Everything about Mayor Ted Wheeler’s latest hire seems painfully deliberate.

On April 2, Wheeler announced he’d hired former Portland police commander Robert King to serve as his newest senior policy advisor on public safety.

Judging by King’s past—and Wheeler’s present—the appointment is as much a public relations strategy as it is a pragmatic hire.

King enters City Hall after 27 years with the PPB, during which he held nearly every position before retiring in 2018. While on the PPB, King also served as a respected president of the Portland Police Association (PPA), PPB’s notoriously iron-fisted union (and a regular critic of sitting mayors).

Since entering office, Wheeler’s struggled to earn the respect of Portland cops—in part, thanks to heated editorials written by current PPA President Daryl Turner—and could use the backing of a veteran cop to restore his image. With that in mind, King’s appointment could be a calculated attempt to convince Portland’s skeptical officers that the mayor is on their side.

And those optics could prove useful: In 2020, the city will dive into contract negotiations with the PPA—a historically fraught process.

King’s inside knowledge of PPA’s negotiating tactics is the kind of tool that could potentially give the city the upper hand in those tense union talks. But having King involved in these negotiations could also guarantee an extra layer of tension at the negotiating table, thanks to some unsettled beef between King and PPA’s Turner.

In 2010, King was tasked with looking over PPB’s training guidelines to determine whether officer Ron Frashour’s use of deadly force against Aaron Campbell, a Black man with a mental illness, was justified.
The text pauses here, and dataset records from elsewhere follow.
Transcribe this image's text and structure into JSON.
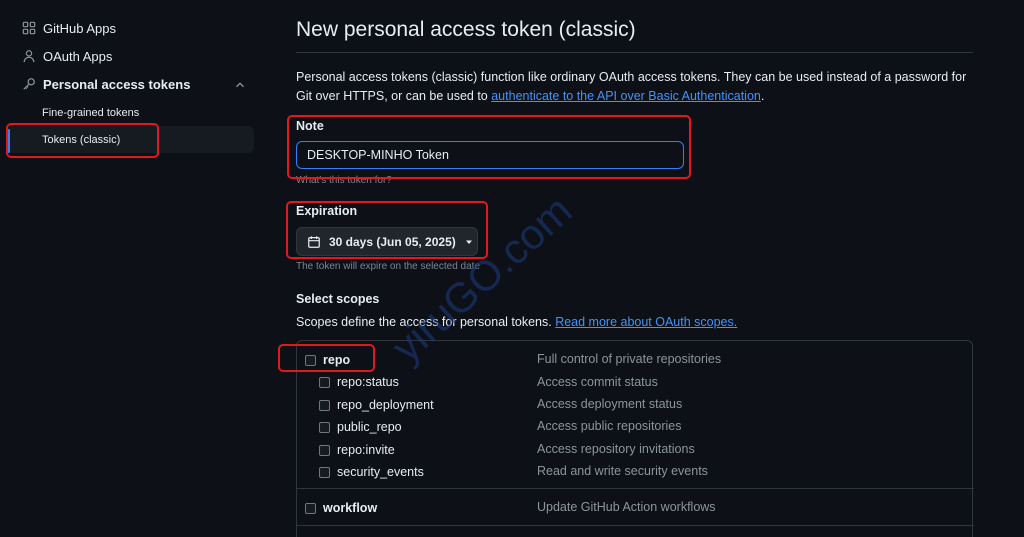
{
  "sidebar": {
    "items": [
      {
        "label": "GitHub Apps",
        "icon": "apps-grid-icon"
      },
      {
        "label": "OAuth Apps",
        "icon": "person-icon"
      },
      {
        "label": "Personal access tokens",
        "icon": "key-icon"
      }
    ],
    "sub_items": [
      {
        "label": "Fine-grained tokens"
      },
      {
        "label": "Tokens (classic)"
      }
    ]
  },
  "main": {
    "title": "New personal access token (classic)",
    "intro_text": "Personal access tokens (classic) function like ordinary OAuth access tokens. They can be used instead of a password for Git over HTTPS, or can be used to ",
    "intro_link": "authenticate to the API over Basic Authentication",
    "intro_end": ".",
    "note": {
      "label": "Note",
      "value": "DESKTOP-MINHO Token",
      "hint": "What's this token for?"
    },
    "expiration": {
      "label": "Expiration",
      "value": "30 days (Jun 05, 2025)",
      "hint": "The token will expire on the selected date"
    },
    "scopes": {
      "title": "Select scopes",
      "description": "Scopes define the access for personal tokens. ",
      "link": "Read more about OAuth scopes.",
      "items": [
        {
          "name": "repo",
          "desc": "Full control of private repositories"
        },
        {
          "name": "repo:status",
          "desc": "Access commit status"
        },
        {
          "name": "repo_deployment",
          "desc": "Access deployment status"
        },
        {
          "name": "public_repo",
          "desc": "Access public repositories"
        },
        {
          "name": "repo:invite",
          "desc": "Access repository invitations"
        },
        {
          "name": "security_events",
          "desc": "Read and write security events"
        },
        {
          "name": "workflow",
          "desc": "Update GitHub Action workflows"
        }
      ]
    }
  },
  "watermark": "yiruGO.com",
  "colors": {
    "background": "#0d1117",
    "accent": "#2f81f7",
    "link": "#4493f8",
    "highlight": "#e0191c"
  }
}
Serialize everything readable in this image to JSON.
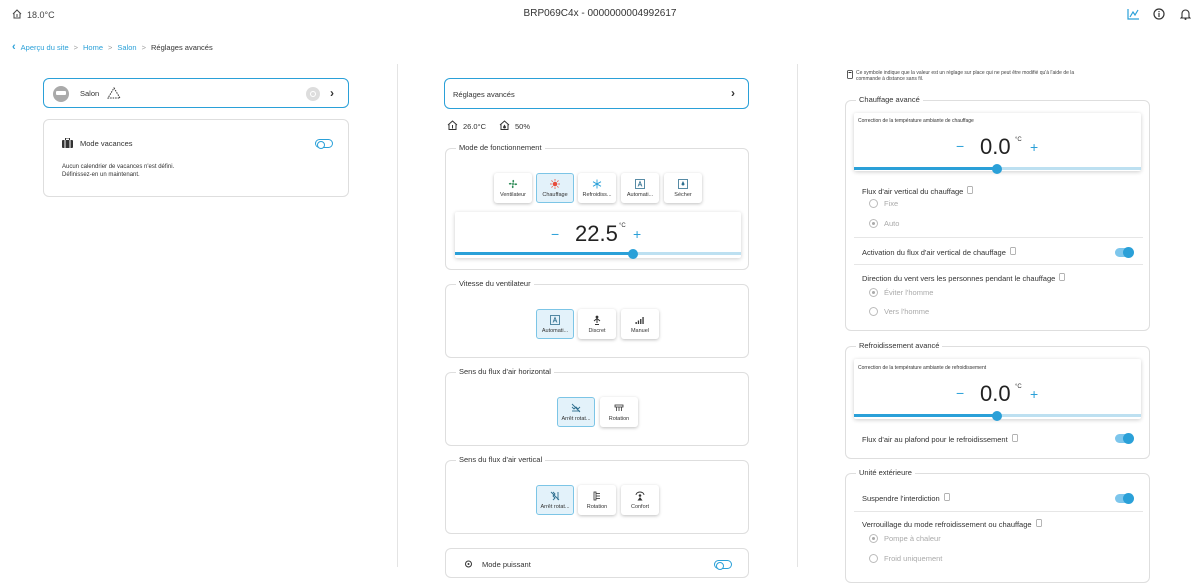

King found flaws in Frashour’s conduct, and penned a critical summary that informed the city’s decision to fire Frashour, a move vehemently opposed by the PPA. (Frashour was later reinstated through PPA arbitration.)

At the time, Turner excoriated King for standing by his summary in court, calling King’s testimony “riddled with inconsistencies.”

Hiring the rare Portland cop who publicly criticizes an officer could also signify Wheeler’s attempt to appeal to police accountability activists. Unless they take a look at the rest of King’s record.

In 1992, King fatally shot an 18-year-old robbery suspect after the teen stabbed him in the shoulder. In 1997, King was one of three officers who shot and killed a man who officers believed to be suicidal.

And in 2008, while serving as PPA president, King fought against then-Mayor Sam Adams’ attempt to create a racial profiling committee that would recommend policies to help eliminate discriminatory practices within PPB. King went on to argue that “Portland police do not engage in racial profiling”—a statement that’s been disproven time and time again—and hired an out-of-state statistical consultant to find data to back his claim.

After the Mercury first reported on King’s hiring, King sent an unprompted email to the Mercury, explaining, “I have learned a great deal about implicit bias since making that statement a decade ago.” He did not respond to the Mercury’s request to elaborate.

Maybe King’s truly updated his understanding of racial bias. Maybe he’s repaired his relationship with the PPA. Or maybe he’ll get officers to respect Wheeler. Or maybe not.